$175
DOUBILET, David
Signed w/ Shark drawing
[191] pp.
Bulfinch Press/ Little, Brown and Company
1992
11 1/4" x 11 3/8"
From space, the Pacific dominates our planet - it is an ocean so vast that it makes islands out of continents. Beneath its surface lies a multitude of mysterious underwater kingdoms populated by creatures dazzling and diverse, often beyond imagination. In Pacific: An Undersea Journey David Doubilet, one of the world's foremost underwater photographers, takes us on a spectacular expedition through this magnificent realm, presenting his finest photographs of the last twenty years, taken while on assignment for National Geographic.
The journey begins off the coasts of California and British Columbia before turning outward to the Hawaiian islands and the Galapagos. Doubilet continues westward across the Pacific, passing by the tiny island groups of Palau and Kerema to Japan, where he explores the sheer submarine cliffs of Suruga Bay at Izu Peninsula. In Papua New Guinea and the waters of the Southwest Pacific - the most diverse coral paradise in the world - Doubilet captures the eerie remnants of World War II battles, underwater wrecks now softened by coral growth and inhabited by schools of glassy sweepers.
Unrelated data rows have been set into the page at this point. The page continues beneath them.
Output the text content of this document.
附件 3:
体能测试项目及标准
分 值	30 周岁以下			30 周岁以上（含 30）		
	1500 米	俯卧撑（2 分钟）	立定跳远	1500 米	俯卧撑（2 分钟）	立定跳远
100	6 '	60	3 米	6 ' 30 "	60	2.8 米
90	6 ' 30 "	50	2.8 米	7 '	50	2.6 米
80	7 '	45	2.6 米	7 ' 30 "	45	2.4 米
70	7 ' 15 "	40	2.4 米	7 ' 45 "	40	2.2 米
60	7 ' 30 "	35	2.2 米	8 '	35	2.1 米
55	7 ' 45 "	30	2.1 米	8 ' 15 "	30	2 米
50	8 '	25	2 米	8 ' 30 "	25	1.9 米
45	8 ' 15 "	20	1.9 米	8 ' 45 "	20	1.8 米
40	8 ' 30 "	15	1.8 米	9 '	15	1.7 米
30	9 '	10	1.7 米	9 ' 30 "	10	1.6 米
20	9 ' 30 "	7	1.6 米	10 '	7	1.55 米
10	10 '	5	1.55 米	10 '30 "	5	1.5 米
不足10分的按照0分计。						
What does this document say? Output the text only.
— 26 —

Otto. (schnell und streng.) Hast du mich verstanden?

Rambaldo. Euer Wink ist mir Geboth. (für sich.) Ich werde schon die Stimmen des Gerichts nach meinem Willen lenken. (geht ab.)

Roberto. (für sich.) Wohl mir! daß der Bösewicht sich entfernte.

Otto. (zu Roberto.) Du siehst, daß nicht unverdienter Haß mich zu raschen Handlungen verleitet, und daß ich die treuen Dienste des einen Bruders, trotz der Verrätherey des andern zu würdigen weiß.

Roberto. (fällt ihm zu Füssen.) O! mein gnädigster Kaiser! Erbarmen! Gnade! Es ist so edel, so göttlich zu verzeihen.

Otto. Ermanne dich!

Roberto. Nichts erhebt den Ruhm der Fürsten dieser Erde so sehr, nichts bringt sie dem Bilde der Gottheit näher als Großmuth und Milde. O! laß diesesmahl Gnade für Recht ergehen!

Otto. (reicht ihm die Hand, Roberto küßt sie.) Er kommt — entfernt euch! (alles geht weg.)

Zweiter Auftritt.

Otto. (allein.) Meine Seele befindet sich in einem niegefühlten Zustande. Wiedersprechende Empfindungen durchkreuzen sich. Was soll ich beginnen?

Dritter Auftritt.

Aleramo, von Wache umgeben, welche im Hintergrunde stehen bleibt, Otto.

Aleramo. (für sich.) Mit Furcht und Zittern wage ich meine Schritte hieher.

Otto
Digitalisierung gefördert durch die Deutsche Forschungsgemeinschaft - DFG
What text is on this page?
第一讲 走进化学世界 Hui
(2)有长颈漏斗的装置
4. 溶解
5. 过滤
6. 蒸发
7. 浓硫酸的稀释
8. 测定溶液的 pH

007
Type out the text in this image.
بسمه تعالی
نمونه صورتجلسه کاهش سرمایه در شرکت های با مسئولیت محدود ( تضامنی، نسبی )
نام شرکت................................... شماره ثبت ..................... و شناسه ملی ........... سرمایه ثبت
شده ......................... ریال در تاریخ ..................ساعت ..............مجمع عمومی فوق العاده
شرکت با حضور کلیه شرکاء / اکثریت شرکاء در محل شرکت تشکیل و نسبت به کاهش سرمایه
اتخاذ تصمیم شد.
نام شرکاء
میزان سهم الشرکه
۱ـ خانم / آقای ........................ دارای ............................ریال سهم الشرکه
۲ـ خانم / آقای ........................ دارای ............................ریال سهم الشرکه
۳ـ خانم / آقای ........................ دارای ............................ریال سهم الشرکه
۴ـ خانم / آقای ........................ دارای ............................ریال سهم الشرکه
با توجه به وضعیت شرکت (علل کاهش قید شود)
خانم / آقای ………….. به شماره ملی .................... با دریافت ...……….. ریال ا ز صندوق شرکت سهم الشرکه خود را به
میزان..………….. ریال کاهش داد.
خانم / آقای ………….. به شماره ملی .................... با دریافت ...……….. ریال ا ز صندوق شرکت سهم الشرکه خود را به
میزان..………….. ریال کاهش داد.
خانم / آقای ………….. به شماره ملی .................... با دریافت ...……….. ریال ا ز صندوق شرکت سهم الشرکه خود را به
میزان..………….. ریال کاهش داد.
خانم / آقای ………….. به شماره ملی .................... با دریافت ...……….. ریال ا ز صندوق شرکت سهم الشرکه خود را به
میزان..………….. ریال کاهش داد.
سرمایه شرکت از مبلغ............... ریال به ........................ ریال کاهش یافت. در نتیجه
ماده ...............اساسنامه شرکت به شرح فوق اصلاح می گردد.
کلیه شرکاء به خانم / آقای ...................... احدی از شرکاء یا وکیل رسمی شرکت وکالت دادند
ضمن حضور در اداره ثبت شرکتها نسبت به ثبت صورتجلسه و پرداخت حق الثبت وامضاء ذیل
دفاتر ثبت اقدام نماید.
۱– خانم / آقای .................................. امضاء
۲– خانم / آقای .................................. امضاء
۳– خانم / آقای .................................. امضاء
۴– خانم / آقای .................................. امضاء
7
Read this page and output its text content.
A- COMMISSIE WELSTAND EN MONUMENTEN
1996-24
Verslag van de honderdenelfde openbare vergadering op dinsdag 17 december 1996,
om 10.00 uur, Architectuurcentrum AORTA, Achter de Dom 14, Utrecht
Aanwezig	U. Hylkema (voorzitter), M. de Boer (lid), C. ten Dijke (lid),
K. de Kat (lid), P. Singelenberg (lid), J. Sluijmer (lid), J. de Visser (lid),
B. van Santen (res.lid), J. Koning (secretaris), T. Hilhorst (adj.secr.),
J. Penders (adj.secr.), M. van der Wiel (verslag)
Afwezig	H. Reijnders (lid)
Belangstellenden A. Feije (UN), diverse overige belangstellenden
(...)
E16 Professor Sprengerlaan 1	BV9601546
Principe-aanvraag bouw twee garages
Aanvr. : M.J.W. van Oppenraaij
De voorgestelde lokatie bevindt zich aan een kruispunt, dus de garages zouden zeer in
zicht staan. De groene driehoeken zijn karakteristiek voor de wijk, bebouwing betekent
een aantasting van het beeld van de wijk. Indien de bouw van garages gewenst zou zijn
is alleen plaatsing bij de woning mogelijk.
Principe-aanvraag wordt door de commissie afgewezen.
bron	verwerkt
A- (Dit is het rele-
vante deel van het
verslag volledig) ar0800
Moving southward, he touches on the Great Barrier Reef off the coast of Australia and lonely Lord Howe Island in the Tasman Sea. The journey ends in the rich temperate waters of New Zealand.
Doubilet's mastery of the art of underwater photography is evident in his stunning color images of the world beneath the sea. We see California sea lions cavorting in kelp forests, a one-inch-long armored shrimp climbing up whip coral, brilliant red clownfish among bubble-tipped anemones, circling barracudas, a school of silvery cardinal fish hovering over a wire coral forest, the delicate beauty of a tiny, venomous juvenile lionfish, an exquisite Gorgonian sea fan garden, and divers silhouetted against the deep blue waters of a submarine cave. Also included are splendid above-water panoramas and dramatic split-level photographs. In anecdotal essays about each region, Doubilet describes his adventures while diving, giving voice to the otherworldly beauty of his undersea imagery.